Como é que descobriu esta história?
O meu caminho cruzou-se com o dessa mulher extraordinária que foi Clémentine Delait, que viveu no início do século XX. Uma mulher barbuda famosa na sua região. E quando vi a foto dela, estranhamente, pareceu-me uma mulher graciosa. O que me seduziu na sua autobiografia foi que recusou sempre ser um fenómeno de circo. O que queria era ter uma vida normal de mulher.
Porque decidiu fazer uma ficção e não uma biografia da Clémentine?
Inspirei-me na história de outras mulheres com as mesmas condições e inventei o destino desta Rosalie, uma mulher que se liberta assumindo a sua barba. Sobretudo, queria contar uma história de amor. Um amor sem condições, absoluto. É claro que, entre os dois, há uma relação ao mesmo tempo púdica e violenta. Sabia que, com estas personagens, não podia ser um romance banal. Através destas personagens queria ir mais longe que o amor e questionar a humanidade.

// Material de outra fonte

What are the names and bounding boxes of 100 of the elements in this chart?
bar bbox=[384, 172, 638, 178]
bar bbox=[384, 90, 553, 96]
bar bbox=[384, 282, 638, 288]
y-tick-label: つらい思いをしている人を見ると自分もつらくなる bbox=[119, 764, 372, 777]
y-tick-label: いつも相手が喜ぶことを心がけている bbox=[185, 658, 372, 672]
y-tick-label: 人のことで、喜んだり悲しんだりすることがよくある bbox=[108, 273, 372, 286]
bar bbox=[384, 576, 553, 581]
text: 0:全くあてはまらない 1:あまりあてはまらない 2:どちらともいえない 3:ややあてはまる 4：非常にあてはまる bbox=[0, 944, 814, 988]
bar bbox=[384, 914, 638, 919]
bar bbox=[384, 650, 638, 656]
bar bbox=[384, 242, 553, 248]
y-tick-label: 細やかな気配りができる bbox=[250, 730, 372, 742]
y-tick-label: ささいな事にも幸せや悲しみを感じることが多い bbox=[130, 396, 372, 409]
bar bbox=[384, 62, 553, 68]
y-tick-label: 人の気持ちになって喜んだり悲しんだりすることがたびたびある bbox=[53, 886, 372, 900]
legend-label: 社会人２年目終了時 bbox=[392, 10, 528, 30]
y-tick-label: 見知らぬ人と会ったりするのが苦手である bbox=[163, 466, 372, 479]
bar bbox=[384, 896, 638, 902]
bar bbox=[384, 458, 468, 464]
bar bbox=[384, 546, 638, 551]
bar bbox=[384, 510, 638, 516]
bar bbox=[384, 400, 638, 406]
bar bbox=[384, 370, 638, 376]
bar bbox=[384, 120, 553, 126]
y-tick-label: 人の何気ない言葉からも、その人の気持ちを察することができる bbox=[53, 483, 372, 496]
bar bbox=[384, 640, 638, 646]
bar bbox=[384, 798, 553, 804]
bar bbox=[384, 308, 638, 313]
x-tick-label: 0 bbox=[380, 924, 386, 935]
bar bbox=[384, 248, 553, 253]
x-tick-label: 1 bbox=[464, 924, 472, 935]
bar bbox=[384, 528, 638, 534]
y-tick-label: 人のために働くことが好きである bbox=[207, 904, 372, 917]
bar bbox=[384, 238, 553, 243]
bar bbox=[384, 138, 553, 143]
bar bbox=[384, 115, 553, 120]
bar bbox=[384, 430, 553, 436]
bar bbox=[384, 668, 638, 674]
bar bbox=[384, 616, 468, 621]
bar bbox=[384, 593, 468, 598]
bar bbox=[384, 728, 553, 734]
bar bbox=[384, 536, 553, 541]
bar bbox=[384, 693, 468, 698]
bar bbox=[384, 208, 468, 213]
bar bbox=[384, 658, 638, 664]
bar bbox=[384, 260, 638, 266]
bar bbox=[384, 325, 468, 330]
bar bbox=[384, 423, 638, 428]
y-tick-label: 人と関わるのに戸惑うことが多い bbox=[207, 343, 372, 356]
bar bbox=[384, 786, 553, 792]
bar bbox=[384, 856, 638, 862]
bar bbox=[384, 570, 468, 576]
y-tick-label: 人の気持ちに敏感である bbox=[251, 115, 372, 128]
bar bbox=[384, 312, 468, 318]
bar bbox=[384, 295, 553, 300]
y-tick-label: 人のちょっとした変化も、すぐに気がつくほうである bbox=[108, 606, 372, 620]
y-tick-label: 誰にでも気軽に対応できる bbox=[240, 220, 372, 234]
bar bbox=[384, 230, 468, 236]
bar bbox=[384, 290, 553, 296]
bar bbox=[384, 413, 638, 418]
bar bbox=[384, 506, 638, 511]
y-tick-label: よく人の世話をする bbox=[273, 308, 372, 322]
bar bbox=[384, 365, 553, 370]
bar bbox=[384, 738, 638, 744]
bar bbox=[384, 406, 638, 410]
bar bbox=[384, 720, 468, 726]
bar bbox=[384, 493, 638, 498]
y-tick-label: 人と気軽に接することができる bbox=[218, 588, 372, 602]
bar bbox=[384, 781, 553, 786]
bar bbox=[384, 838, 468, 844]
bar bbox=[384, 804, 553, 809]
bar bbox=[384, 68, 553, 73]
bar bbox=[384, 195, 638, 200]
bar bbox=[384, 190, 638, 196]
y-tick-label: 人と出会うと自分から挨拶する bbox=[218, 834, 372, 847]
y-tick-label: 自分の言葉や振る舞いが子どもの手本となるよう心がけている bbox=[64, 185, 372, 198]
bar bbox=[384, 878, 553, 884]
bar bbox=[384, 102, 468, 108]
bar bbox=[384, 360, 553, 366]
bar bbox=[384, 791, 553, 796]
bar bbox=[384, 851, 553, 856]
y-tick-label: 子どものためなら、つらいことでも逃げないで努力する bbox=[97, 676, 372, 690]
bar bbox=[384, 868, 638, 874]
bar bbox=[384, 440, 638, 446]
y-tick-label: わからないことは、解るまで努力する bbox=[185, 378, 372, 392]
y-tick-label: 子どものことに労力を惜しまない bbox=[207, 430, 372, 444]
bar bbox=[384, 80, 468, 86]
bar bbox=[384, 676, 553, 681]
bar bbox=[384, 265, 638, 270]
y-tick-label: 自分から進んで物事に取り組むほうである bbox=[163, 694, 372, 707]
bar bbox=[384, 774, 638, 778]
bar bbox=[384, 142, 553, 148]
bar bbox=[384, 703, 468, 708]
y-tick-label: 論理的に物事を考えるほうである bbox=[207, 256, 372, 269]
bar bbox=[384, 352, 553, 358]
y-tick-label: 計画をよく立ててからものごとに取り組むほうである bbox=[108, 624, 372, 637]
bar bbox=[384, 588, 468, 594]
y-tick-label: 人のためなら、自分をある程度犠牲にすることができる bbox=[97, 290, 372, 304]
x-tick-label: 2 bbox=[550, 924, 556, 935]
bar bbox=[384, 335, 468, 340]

Quer este filme quer o anterior, “A Dançarina”, são dois retratos fortes de mulheres…
A barba faz lembrar o masculino, mas a ideia era esquecer essa barba e não questionar a dualidade homem/mulher. Não queria caminhar no sentido da oposição. Pelo contrário, queria esquecer tudo isso. Queria questionar a interioridade, o desejo se dermos nós próprios. Como a personagem de “A Dançarina”, a Rosalie está num processo de busca dela própria. É uma mulher que tem o desejo de ser mulher.
Como é que se processava a colocação dos pelos na cara da sua atriz principal, a Nadia Tereszkiewicz?
Eram colocados um a um. A responsável pela colocação dos pelos tinha uma paleta com pelos de várias cores. E um centímetro a mais já dava uma outra perceção. Eu sabia que tinha de ser muito vigilante em todos os aspetos do filme, para que funcionasse. Na montagem, quando vi as imagens, percebi que não estava errada.
Não olhamos para este filme como um filme histórico, no sentido tradicional…
De facto, é uma fábula. Mas é realista, em relação à época em que se passa. Eu respeitei a época. Mas é verdade que aquela aldeia podia ser num sítio qualquer, procurei algo que fosse universal. Mas o paternalismo social era uma realidade daquela época, estamos em 1875, após a guerra franco-prussa. O patrão não é apenas um patrão. Tudo é governado por ele. E a Rosalie vai quebrar as regras dele, não lhe vai obedecer. Vai ter a sua própria religião, a sua própria lei, a sua própria maneira de ser.
Foi difícil financiar um filme como este?
Foi o mesmo louco do primeiro filme, que quis continuar a seguir-me. É um produtor que adora tudo o que sai do habitual. Já lhe tinha proposto este tema, mesmo antes do primeiro filme. Demorei algum tempo a encontrar a boa história. Foi a seguir à morte do meu pai e sabia que esta história iria preencher esse grande vazio.
Em que sentido associa o filme a essa sua tragédia pessoal?
Pode parecer estranho, mas há muito do olhar do pai, no filme. Mas tenho de dizer que não foi fácil fazer este filme. Os financiadores não ficaram muito entusiasmados com o tema. Assim que se sai do habitual, ficam com medo. Pelo tema, até os compreendo. Foi muito difícil montar o filme, foi por isso que tive tanto prazer a filmá-lo.
Também foi um combate, para si.
Eu também sofri de preconceitos, como a personagem. Bati-me tanto que, no primeiro dia de filmagem, tive um prazer enorme, que aliás comuniquei aos atores. A Rosalie tinha o direito de existir, vamos a isso. Foi uma felicidade, todos os dias. Que milagre, podia finalmente fazer o meu segundo filme. Obrigado.
Até que ponto houve improviso, por parte dos atores?
Com a pouca experiência que tenho, sinto que a escrita é muito importante. Tem de haver um trabalho de escrita muito profundo. Porque permite-me ter esse conforto, uma base, que está lá. Mas isso permite-me depois descobrir outras coisas com os meus atores, ir mais longe.
A primeira cena de amor deve ter sido difícil de rodar…
Não disse isto a muita gente e a Nadia nem sabe, mas estive uma semana a discutir essa cena com o Benoit Magimel. O método da Nadia é diferente, trabalha mais no imediato. E ela quis surpreendê-lo. Mas o Benoit, todos os dias me perguntava como é que íamos filmar essa cena. É alguém que não descansa enquanto não encontra a medida certa. Vai à procura de um gesto, de uma respiração.